Vollkommen? Wenn eine 19jährige Schülerin Robert Schumanns Faschingsschwank aus Wien op. 20 spielt, erwartet man keine über jeden Zweifel erhabene Leistung; es bleibt ja schon erstaunlich, wie Claudia Zanatta das manuell anspruchsvolle Werk in die Hände bekommt. Dass en detail noch einiges an Spannung, an Logik, an Verbindungskraft unbewältigt bleibt (wie die langsame Passagen im ersten Teil des Kopfsatzes, des Allegro): geschenkt! Die Forschheit, mit der sie sich Schumanns origineller, romantisch gebrochener wie lustvoll zupackender Suite widmet, ist großartig. Begonnen hatte der Abend aber, vor den makellos rasanten Etüden op. 10/4, 5 und 12, mit einem gleichsam stillen Stück: mit Chopins Etüde op. 10/3, der Ernst Marischka (aus der berühmten österreichischen Marischka-Dynastie) 1934 den Text „In mir klingt ein Lied“ überstülpte, um daraus auch einen zu singenden Schlager zu machen. Simone Mao spielt sie nicht ganz im (vermutlich…) vorgeschriebenen unausgesetzten Legato, steht damit aber in der Interpretationsgeschichte dieses berühmten Stücks nicht allein; der große italienische Analytiker und Protagonist der musikalischen Klaviermoderne, Maurizio Pollini, bevorzugte ja auch eine eher trockene Deutung. Genau diese Qualifikation aber macht den Ausgang des Konzert zu einem Hörvergnügen ersten Ranges. Ravels Oiseaux tristes, Un barque sur l’Océan und Alborada del gracioso aus dem Miroirs-Zyklus, diese Werke einer neuen Klangsprache von 1905, kommen zuletzt kontrolliert-brillant und souverän – so souverän wie Liszts Erinnerungen an Bellinis Norma.
Bleibt noch Andrea Marinelli, der die beiden Teile durch zwei eigentümlich innige Werke verband. Der Pianist hatte, rein technisch betrachtet, sicher den leichtesten Part, Vergleiche zwischen den Anforderungen, die eine Liszt-Fantasie oder eine Chopin-Etüde an den Musiker stellen, sind sinnlos – und doch neige ich zu der Annahme, dass auch Marinelli sich, falls so etwas Sinn hätte, um den ersten Preis einer vollkommenen, also musikalisch erfüllten Interpretation bewerben könnte. Schumanns Widmung, Mit Myrten und Rosen und Du bist wie eine Blume, seinerzeit transkribiert von Clara Schumann: Es sind, natürlich, Lieder ohne Worte – aber sie so zu spielen, dass sie wie Originale wirken, ist eine Kunst.

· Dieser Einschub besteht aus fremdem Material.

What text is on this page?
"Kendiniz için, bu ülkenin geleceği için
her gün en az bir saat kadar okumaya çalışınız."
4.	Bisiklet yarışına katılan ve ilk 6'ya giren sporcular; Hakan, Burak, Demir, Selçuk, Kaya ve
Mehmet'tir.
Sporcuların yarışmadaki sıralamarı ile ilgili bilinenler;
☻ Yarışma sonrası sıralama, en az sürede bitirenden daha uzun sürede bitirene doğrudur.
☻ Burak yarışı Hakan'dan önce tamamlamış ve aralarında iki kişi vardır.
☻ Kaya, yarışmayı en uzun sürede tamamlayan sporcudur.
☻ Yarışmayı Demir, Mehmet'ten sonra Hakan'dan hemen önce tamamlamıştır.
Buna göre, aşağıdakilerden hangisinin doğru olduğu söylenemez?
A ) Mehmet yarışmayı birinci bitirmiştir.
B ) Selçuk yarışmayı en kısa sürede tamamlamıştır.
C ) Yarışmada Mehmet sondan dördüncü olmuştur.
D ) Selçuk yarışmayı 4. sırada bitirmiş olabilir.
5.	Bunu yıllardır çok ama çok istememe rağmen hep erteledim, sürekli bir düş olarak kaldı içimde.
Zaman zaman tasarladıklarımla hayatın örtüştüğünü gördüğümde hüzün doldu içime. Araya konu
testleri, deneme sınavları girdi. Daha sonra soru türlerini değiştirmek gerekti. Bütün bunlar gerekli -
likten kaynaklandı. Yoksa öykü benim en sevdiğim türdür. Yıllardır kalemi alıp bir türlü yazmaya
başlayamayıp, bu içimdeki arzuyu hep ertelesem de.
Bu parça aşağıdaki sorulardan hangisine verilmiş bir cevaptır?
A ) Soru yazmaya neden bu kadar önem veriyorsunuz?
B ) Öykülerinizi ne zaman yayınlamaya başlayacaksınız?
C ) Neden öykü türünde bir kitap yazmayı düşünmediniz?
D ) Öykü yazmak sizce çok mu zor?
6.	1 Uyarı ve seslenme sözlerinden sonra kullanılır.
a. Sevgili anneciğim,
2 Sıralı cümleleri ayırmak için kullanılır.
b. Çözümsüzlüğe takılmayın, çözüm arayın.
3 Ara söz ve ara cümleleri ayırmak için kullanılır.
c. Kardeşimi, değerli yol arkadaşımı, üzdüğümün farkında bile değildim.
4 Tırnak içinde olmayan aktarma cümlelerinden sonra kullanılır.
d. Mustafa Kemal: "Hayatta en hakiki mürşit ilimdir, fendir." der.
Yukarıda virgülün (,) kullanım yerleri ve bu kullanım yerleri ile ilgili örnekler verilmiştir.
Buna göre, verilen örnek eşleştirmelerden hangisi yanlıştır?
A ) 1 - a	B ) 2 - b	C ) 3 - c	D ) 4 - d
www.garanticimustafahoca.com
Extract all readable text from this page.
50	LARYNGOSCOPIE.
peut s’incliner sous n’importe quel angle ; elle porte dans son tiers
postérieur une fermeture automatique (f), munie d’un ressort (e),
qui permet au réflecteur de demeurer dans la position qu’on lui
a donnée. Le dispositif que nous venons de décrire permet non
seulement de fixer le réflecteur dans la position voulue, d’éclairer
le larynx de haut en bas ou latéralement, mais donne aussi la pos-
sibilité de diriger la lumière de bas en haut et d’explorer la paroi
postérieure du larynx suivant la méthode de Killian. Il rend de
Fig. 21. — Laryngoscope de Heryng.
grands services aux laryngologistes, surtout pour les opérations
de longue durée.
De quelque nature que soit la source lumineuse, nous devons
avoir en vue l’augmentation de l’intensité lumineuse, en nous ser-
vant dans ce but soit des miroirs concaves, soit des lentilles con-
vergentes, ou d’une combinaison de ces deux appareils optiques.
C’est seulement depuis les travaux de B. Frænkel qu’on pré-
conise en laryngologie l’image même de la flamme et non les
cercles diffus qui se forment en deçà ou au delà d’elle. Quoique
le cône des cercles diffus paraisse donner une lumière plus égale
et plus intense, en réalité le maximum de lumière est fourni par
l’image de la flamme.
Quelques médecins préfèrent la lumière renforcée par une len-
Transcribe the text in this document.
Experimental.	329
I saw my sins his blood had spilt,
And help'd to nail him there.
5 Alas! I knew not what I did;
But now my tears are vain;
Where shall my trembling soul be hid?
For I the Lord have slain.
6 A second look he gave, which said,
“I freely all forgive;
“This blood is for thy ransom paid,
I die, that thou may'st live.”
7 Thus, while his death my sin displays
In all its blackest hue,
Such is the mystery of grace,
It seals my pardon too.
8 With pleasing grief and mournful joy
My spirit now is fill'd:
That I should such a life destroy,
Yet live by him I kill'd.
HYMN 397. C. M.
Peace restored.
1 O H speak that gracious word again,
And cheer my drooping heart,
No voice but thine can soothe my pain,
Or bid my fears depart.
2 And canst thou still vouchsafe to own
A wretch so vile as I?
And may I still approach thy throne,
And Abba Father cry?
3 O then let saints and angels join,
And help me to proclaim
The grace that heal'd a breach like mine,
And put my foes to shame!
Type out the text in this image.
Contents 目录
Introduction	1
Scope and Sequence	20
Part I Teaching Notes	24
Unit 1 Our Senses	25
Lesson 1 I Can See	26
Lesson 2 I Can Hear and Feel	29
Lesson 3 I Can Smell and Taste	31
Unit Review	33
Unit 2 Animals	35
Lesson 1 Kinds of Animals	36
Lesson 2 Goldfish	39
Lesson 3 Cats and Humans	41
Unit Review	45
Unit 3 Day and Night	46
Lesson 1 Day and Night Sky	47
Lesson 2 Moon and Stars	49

Eine weitere Entdeckung: der Komponist und Pianist Charles Tomlinson Griffes. Der US-Amerikaner, Jahrgang 1884, gestorben bereits 1920, bekannte sich am Ende seines Lebens sehr deutlich zum französisch geprägten Impressionismus. Mit dem White Peacock aus den Roman Sketches op. 7 bietet er zunächst nichts Anderes als eine kaum veränderte Spielart Debussys, doch bald schon drängen sich härtere, auch durch Skrjabin vermittelte Harmonien, gar sekundenkurze Härten ins Spiel. Der Schrei des Pfaus ist ja kein besonders angenehmer Gesang… Marinelli spielt die Entdeckung schlichtweg betörend: klangrein (auch hier kommt der Sordino-Zug zum Einsatz) und spannungsvoll.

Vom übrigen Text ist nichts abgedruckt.